Closing the Sustainable Life Cycle Loop of Membrane Technology via a Cellulose Biomass Platform
journal contributionposted on 2022-02-09, 21:30 authored by Hai Yen Nguyen Thi, Sumin Kim, Bao Tran Duy Nguyen, Daseul Lim, Sushil Kumar, Hoik Lee, Gyorgy Szekely, Jeong F. Kim
Membrane technology has become an indispensable part of our daily lives. The rapid growth of membrane technology has been breeding an unavoidable yet critical challengethe unsustainable disposal of used membranes. Commercial polymer membranes are fabricated from fossil-based monomers and polymers that are not biodegradable. Hence, there is an urgent need to develop membranes that are sustainable from cradle to grave, i.e., both bioderived and biodegradable.

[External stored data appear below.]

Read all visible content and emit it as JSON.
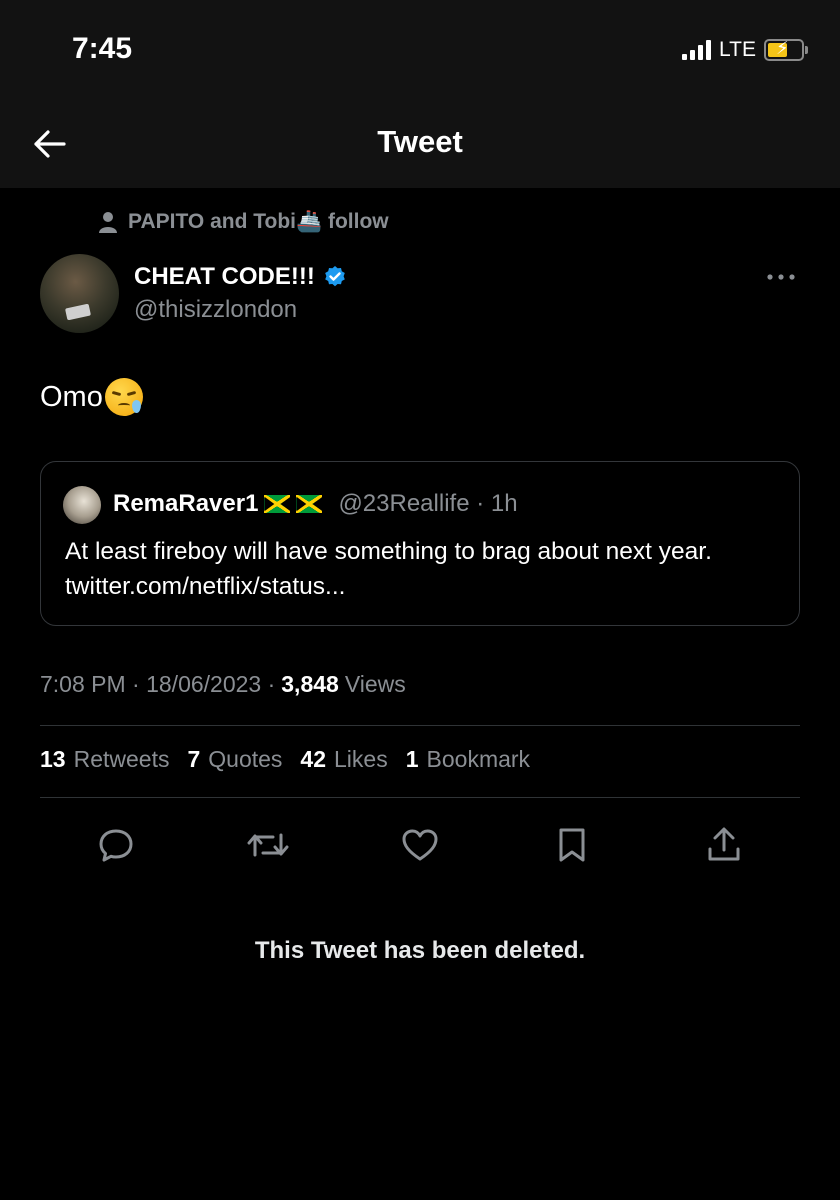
{
  "status_bar": {
    "time": "7:45",
    "network": "LTE"
  },
  "header": {
    "title": "Tweet"
  },
  "social_context": {
    "text": "PAPITO and Tobi🚢 follow"
  },
  "author": {
    "name": "CHEAT CODE!!!",
    "handle": "@thisizzlondon",
    "verified": true
  },
  "tweet": {
    "text": "Omo",
    "emoji": "crying-face-emoji"
  },
  "quote": {
    "name": "RemaRaver1",
    "handle": "@23Reallife · 1h",
    "text": "At least fireboy will have something to brag about next year. twitter.com/netflix/status..."
  },
  "meta": {
    "time_date": "7:08 PM · 18/06/2023 ·",
    "views_count": "3,848",
    "views_label": "Views"
  },
  "stats": [
    {
      "count": "13",
      "label": "Retweets"
    },
    {
      "count": "7",
      "label": "Quotes"
    },
    {
      "count": "42",
      "label": "Likes"
    },
    {
      "count": "1",
      "label": "Bookmark"
    }
  ],
  "actions": [
    "reply-icon",
    "retweet-icon",
    "like-icon",
    "bookmark-icon",
    "share-icon"
  ],
  "deleted_notice": "This Tweet has been deleted.",
  "colors": {
    "background": "#000000",
    "header": "#121212",
    "secondary_text": "#8b8f94",
    "verified": "#1d9bf0",
    "divider": "#2f3336"
  }
}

Cellulose is one of the most abundant biopolymers that are biodegradable upon disposal. However, it is only soluble in a handful of solvents, limiting its fabrication into membranes at an industrial scale. To circumvent this bottleneck, in this work, we propose a sustainable and scalable method to fabricate cellulose membranes from cellulose acetate with a sacrificial acetate group. The proposed method allows cellulose membrane fabrication utilizing green solvents, and the fabrication procedure is sustainable with minimal solvent consumption. One of the most appealing applications of cellulose membranes is organic solvent nanofiltration (OSN). It is an emerging technology to separate solutes in nanoprecision in harsh organic solvents, requiring solvent-stable materials. Surprisingly, the cellulose membranes exhibited unique transport behaviors, with solute rejection ranging from 100 to −100% depending on the solvent medium. Such trends were not previously observed in the OSN literature, and the underlying mechanism was thoroughly investigated. Importantly, the membranes were completely biodegradable in a carbon-neutral manner upon disposal. The life cycle of cellulose membranes was compared with that of conventional OSN membranes in a qualitative and comparative study. The proposed methodology can be applied to substitute fossil-based polymers in all aspects of membrane technology, and it has the potential to become a sustainable fabrication platform for membrane materials.